Investasi Bodong

370 86 60
                                    

Ekhm, excuse me Guys
I LO VE YO U
😘

Ehehehe, ada yang masih nyimpen ini cerita di library-nya?

---

"Hanbin ke mana, Mah?"

Hayi melirik tajam kepada putra tunggalnya itu. "Ru, jangan kebiasaan coba. Itu Papah kamu. Asal panggil Hanbin aja."

"Elah, biar gaoool gitu, Maaah," balas Haruto tidak tahu diri. Remaja yang masih mengenakan seragam SMAnya itu kini sudah duduk di meja makan, menikmati beberapa buah di sana.

"Gaul, gaul. Api neraka lebih panas dari pada Bekasi!"

Haruto yang sedang memakan jeruk seketika tersedak. "Mantap kali kata-kata mamakku ini kawan!" ucapnya tiba-tiba berubah menjadi orak Batak. "Ngomong-ngomong, Mah. Kalo lebih panas dari Bekasai, berarti apinya sepanas Semarang ya?"

Tuhan, berikanlah kesabaran untuk Lee Hayi. Jangan sampai ia berdoa yang tidak-tidak untuk putranya. Bahaya, doa ibu diijabahnya cepet.

"Kamu mending mandi, abis itu langsung bimbel. Jangan bolos lagi!"

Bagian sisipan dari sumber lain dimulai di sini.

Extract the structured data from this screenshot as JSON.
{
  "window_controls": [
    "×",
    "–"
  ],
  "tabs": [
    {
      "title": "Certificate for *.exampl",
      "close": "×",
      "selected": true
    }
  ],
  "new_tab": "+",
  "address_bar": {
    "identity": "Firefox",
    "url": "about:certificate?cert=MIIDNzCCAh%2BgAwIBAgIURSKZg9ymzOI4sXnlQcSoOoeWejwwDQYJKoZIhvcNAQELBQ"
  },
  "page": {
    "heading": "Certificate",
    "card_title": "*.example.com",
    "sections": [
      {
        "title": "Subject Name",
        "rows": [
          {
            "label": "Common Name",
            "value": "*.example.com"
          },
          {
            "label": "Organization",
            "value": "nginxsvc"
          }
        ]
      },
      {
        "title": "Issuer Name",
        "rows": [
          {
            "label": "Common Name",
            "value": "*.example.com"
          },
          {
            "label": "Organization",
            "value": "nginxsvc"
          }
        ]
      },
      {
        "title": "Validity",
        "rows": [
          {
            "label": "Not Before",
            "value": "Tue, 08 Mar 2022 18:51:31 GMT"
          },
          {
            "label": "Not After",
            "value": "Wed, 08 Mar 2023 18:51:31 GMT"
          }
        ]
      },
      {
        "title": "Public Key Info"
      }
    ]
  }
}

Haruto yang awalnya masih sehat dengan tubuh bugar dan segar kini sudah berubah menjadi lesu. "Mah, kayaknya aku sakit, deh. Badan aku demam gitu," ucapnya memulai drama pura-pura sakit. "Hari ini nggak bimbel dulu ya?"

"Ya, udah," jawab Hayi menganggukkan kepalanya. "Hari ini kamu nggak usah bimbel--"

"YEEEESS--"

"Tapi, malem ini kamu juga nggak makan. Terus, uang jajan buat besok cuma setengah dan nggak boleh bawa mobil ke sekolah. Naik angkot--"

"AKU UDAH SEHAT, INI MAU MANDI, KOK. SIAP BIMBEL, BELAJAR KIMIA RUTO COMIIIING!" Lelaki itu langsung melompat dari posisi duduknya. Berlari menuju kamar mandi di area dapur. "AKU CINTA KIMIAAA! TAPI LEBIH CINTA LAGI KALO NGGAK ADA KIMIAAA!"

Hayi menatap bingung putranya. Memperhatikan pintu kamar mandi yang sudah tertutup rapat. "Bukannya anak gue masuk IPS, ya? Kok tiba-tiba dia belajar kimia? Nggak mungkin juga anaknya Kim Hanbin ngambi peminatan Kimia."

Yups, betus sekali Mamah Yi. Anakmu itu memang tolil. Dia nggak belajar kimia, tapi masih tetap mikirin tabel periodik. Padahal, otak juga tinggal segaris.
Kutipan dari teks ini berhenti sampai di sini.